Par un arrêt du 2 décembre 2009, la chambre sociale confirme que l'employeur a l'obligation de rémunérer le salarié protégé pendant la période écoulée entre le retrait de son habilitation et son licenciement. En l'espèce, le sous-préfet de Seine-Saint-Denis avait, par décision du 22 septembre 2006, retiré l'habilitation pour travailler sur la zone aéroportuaire de Roissy Charles de Gaulle donnée au salarié d'une société employé en qualité de manutentionnaire piste qui, par ailleurs, était délégué du personnel suppléant. Par lettre du 7 novembre 2006, l'employeur informa son salarié que son contrat de travail serait suspendu ainsi que sa rémunération, à compter du 5 décembre. L'autorisation de licencier fut refusée par l'inspecteur du travail le 20 février 2007 et après rejet d'une demande nouvelle d'habilitation par l'autorité administrative, l'inspecteur du travail autorisa finalement le licenciement le 25 janvier 2008.
Le salarié demanda alors le paiement d'une somme provisionnelle à titre de rappel de salaires pour la période allant du 5 décembre 2006 à son licenciement. Sa demande fut accueillie par la cour d'appel qui considéra qu'il appartenait à l'employeur – dans l'impossibilité de licencier son salarié qui ne pouvait plus, du fait du retrait de son badge d'accès aux zones sécurisées, occuper son poste – de fournir au salarié un travail et, surtout, de maintenir sa rémunération jusqu'à ce qu'intervienne éventuellement une nouvelle décision autorisant le licenciement.
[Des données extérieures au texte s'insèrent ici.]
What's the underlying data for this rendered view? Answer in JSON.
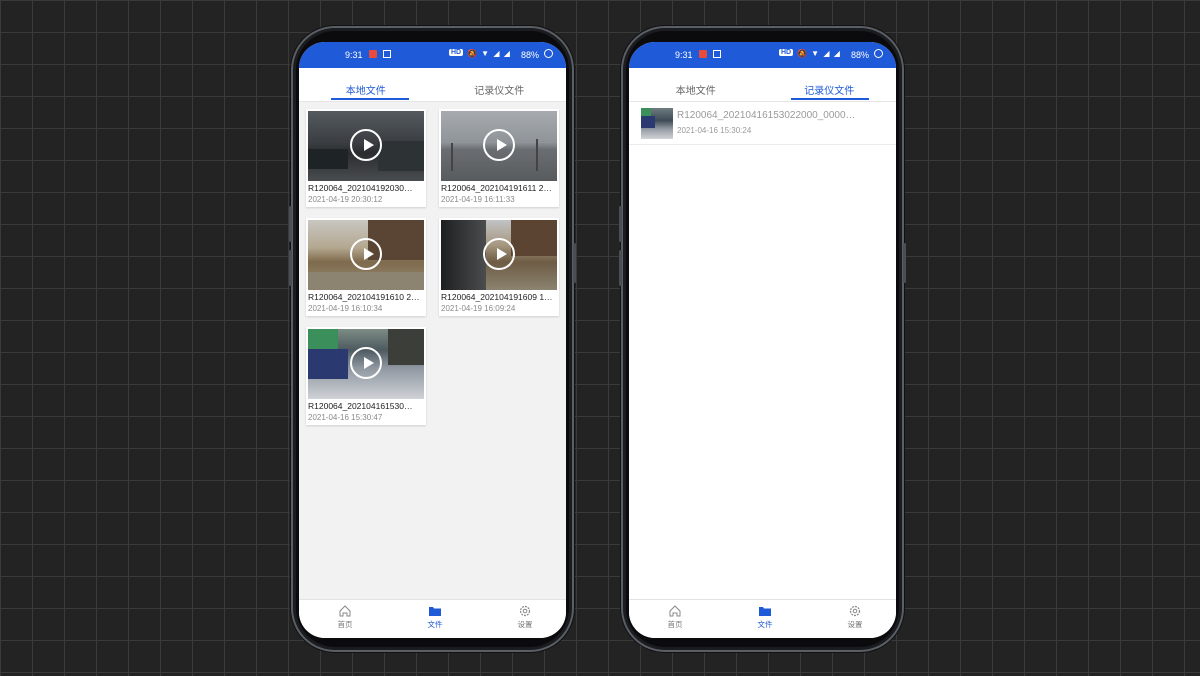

Cette solution est donc confirmée par la Cour de cassation qui rappelle que « les dispositions relatives au licenciement des salariés investis de fonctions représentatives instituent au profit de ces salariés, dans l'intérêt de l'ensemble des travailleurs qu'ils représentent, une protection exceptionnelle et exorbitante du droit commun qui interdit à l'employeur de rompre le contrat de travail sans respecter le dispositif destiné à garantir cette protection » (art. L. 2421-3 C. trav.) et précise qu'« il en résulte qu'en cas de retrait de l'habilitation administrative nécessaire à l'exercice de ses fonctions, l'employeur est tenu non seulement de conserver le salarié dans l'entreprise, mais encore de le rémunérer jusqu'à l'obtention de l'autorisation de licenciement délivrée par l'inspecteur du travail ». Elle en conclut que l'obligation de l'employeur de rémunérer le salarié pendant la période écoulée entre le retrait de d'habilitation et le licenciement n'était pas, en l'espèce, sérieusement contestable.
Soc. 2 déc. 2009
Référence
■ Article L. 2421-3 du Code du travail
« Le licenciement envisagé par l'employeur d'un délégué du personnel ou d'un membre élu du comité d'entreprise titulaire ou suppléant, d'un représentant syndical au comité d'entreprise ou d'un représentant des salariés au comité d'hygiène de sécurité et des conditions de travail est soumis au comité d'entreprise, qui donne un avis sur le projet de licenciement.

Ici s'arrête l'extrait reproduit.